Oh hey! Remember when this happened? Well, apparently life decided that one kidney stone epidemic in 11 months was simply not enough. Enter the excruciating pain that began Sunday on the drive back from the wedding and, despite all my best efforts, would not quit.
At first I thought the pain was simply due to gas (you’re welcome for that) but after waking up in the middle of the night desperately clutching my abdomen I figured something was slightly more amiss. Unlike last time, I didn’t go to the ER this time around. Therefore, I can’t be 100% certain that it’s a kidney stone (er, not that the hospital was actually able to make a timely diagnosis last time anyway. Awkward.) But what I do know is that it’s in the same spot and it’s the same kind of pain (though, blessedly, slightly less severe than last time) so I think I can pretty safely assume. Unfortunately, armed with the knowledge from my last unfortunate experience, I know that there’s really nothing to do but wait to pass it.
It’s hard to describe kidney stone pain. Its severity ebbs and flows, comes and goes in intensity. But at its worst, I would say it kind of feels like a small, serrated knife is slowly slicing through the walls of your gut. You’re extra welcome for that imagery. Having a kidney stone is often compared to childbirth (though I obviously wouldn’t know on a personal level) and is legitimately the most excruciating thing I have ever experienced. Needless to say, it’s a pain (har har… ow, laughing hurts.)
So yesterday I spent an awful lot of time laying prostrate on the bed, streaming episode after episode of The Vampire Diaries on Netflix:
While dressed in my super flattering PJs:
God, I’m cool.
Alternating between these two faces:
With these thoroughly unsympathetic mongrels by my side:
Harry even had the audacity to roll around in what I have to assume was poop while out in the backyard. Let me tell you: trying to wash a dog when you have kidney stones?

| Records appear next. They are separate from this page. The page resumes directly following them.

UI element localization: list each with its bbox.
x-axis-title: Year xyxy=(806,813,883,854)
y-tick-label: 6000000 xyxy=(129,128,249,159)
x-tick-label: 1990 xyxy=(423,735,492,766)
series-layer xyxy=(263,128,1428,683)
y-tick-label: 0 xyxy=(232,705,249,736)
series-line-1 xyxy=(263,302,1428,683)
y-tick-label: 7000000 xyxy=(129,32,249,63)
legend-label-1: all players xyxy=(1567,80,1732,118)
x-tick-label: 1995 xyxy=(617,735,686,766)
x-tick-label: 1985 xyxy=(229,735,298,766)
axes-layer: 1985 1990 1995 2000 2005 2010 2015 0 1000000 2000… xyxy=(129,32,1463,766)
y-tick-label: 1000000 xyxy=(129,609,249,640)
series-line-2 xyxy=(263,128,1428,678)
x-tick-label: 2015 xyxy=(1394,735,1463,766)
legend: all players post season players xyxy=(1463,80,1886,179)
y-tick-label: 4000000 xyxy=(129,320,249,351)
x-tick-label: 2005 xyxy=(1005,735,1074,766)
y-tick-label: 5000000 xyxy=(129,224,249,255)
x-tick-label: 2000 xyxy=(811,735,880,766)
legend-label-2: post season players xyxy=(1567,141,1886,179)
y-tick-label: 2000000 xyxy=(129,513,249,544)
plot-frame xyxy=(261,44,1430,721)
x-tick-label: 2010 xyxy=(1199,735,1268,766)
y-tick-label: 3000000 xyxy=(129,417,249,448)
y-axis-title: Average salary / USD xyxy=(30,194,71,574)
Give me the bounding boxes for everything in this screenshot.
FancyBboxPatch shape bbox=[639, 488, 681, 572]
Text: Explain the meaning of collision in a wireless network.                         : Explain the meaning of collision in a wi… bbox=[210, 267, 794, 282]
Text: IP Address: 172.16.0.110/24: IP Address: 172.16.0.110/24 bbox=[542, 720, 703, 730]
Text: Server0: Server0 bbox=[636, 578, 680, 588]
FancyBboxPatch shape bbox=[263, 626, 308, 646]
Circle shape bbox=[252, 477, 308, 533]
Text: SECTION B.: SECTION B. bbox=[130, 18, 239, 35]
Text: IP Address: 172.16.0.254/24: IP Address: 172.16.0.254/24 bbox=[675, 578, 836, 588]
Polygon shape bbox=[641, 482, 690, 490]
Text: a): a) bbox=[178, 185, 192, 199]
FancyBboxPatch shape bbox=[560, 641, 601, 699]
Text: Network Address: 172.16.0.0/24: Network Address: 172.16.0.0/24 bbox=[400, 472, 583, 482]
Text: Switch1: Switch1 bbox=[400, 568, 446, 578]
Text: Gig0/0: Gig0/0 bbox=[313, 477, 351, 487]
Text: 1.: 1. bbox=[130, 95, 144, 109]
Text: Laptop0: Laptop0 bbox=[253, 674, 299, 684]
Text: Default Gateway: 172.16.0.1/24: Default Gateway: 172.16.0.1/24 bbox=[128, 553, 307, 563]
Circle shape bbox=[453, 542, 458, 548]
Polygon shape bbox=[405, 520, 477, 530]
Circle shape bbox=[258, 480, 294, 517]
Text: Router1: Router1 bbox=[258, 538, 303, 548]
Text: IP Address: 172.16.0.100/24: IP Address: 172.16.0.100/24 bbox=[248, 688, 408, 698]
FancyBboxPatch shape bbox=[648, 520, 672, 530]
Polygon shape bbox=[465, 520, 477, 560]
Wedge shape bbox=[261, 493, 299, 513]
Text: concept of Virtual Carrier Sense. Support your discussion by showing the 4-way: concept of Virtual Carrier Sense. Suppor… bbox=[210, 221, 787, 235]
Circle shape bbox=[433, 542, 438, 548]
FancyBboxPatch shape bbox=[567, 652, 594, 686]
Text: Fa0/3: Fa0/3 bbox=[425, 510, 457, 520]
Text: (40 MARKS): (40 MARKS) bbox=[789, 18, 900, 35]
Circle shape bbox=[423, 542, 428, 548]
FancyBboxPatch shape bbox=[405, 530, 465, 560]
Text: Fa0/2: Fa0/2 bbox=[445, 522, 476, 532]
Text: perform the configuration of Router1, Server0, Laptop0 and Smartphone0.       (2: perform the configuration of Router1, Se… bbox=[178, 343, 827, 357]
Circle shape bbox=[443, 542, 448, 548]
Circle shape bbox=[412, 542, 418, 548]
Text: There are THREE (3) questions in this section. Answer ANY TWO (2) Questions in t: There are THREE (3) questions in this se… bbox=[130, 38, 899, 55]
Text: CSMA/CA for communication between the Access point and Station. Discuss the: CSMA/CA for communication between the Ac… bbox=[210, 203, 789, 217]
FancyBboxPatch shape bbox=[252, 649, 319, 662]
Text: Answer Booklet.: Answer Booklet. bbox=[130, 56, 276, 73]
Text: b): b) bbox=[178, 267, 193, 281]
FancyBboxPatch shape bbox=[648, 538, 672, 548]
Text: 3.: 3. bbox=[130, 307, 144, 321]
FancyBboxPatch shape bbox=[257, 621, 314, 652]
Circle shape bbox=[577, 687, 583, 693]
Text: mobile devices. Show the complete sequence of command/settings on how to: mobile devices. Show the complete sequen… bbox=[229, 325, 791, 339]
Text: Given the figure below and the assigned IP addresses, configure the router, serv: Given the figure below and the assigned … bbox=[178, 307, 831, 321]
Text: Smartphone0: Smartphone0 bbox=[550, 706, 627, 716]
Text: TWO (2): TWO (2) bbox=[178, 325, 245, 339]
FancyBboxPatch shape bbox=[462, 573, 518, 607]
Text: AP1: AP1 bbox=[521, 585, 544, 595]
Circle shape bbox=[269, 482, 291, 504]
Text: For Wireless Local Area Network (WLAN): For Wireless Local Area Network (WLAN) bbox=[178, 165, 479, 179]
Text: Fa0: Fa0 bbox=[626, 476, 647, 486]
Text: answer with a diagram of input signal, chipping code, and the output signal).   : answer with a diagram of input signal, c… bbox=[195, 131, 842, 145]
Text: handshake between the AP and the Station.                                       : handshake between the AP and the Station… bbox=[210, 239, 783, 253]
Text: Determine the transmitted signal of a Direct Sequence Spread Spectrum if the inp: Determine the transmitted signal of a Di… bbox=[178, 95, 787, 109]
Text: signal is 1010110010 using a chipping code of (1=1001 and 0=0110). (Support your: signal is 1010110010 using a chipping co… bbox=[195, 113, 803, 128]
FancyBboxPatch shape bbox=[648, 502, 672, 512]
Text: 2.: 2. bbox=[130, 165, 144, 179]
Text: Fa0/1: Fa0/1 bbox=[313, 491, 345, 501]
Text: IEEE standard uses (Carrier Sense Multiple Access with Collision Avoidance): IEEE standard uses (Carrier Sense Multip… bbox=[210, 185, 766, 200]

I feel conflicted, because as much as I was hoping the stone would have passed by now and I’d be off scott-free, I’m kind of relieved I haven’t yet. I know that sounds crazy, but you know the saying, “it gets worse before it gets better”? Or how about, “it is always darkest before the dawn”? Well, they especially apply to kidney stones. As bad as it hurts right now, I vividly remember the extraordinary pain that came right before passing the stone, and I am NOT anxious to relive it.
Pity me. Pity me good.
But either way, I know it’s inevitable. So until then… I’m trying to manage the pain as best I can with the over-the-counter drugs in my medicine cabinet, and taking in as much fluid as possible. I have a doctor’s appointment later this morning, and while I know there’s nothing that he can really DO, I’m hoping that he might have some insight as to WHY this is happening. Again. I mean, this is really putting a literal cramp in my race training as well as my PTO balance.
Ever had to deal with kid-nay stooooones of your own? If not, you are a lucky, lucky son of a gun. If so, pray tell. Misery loves company, after all.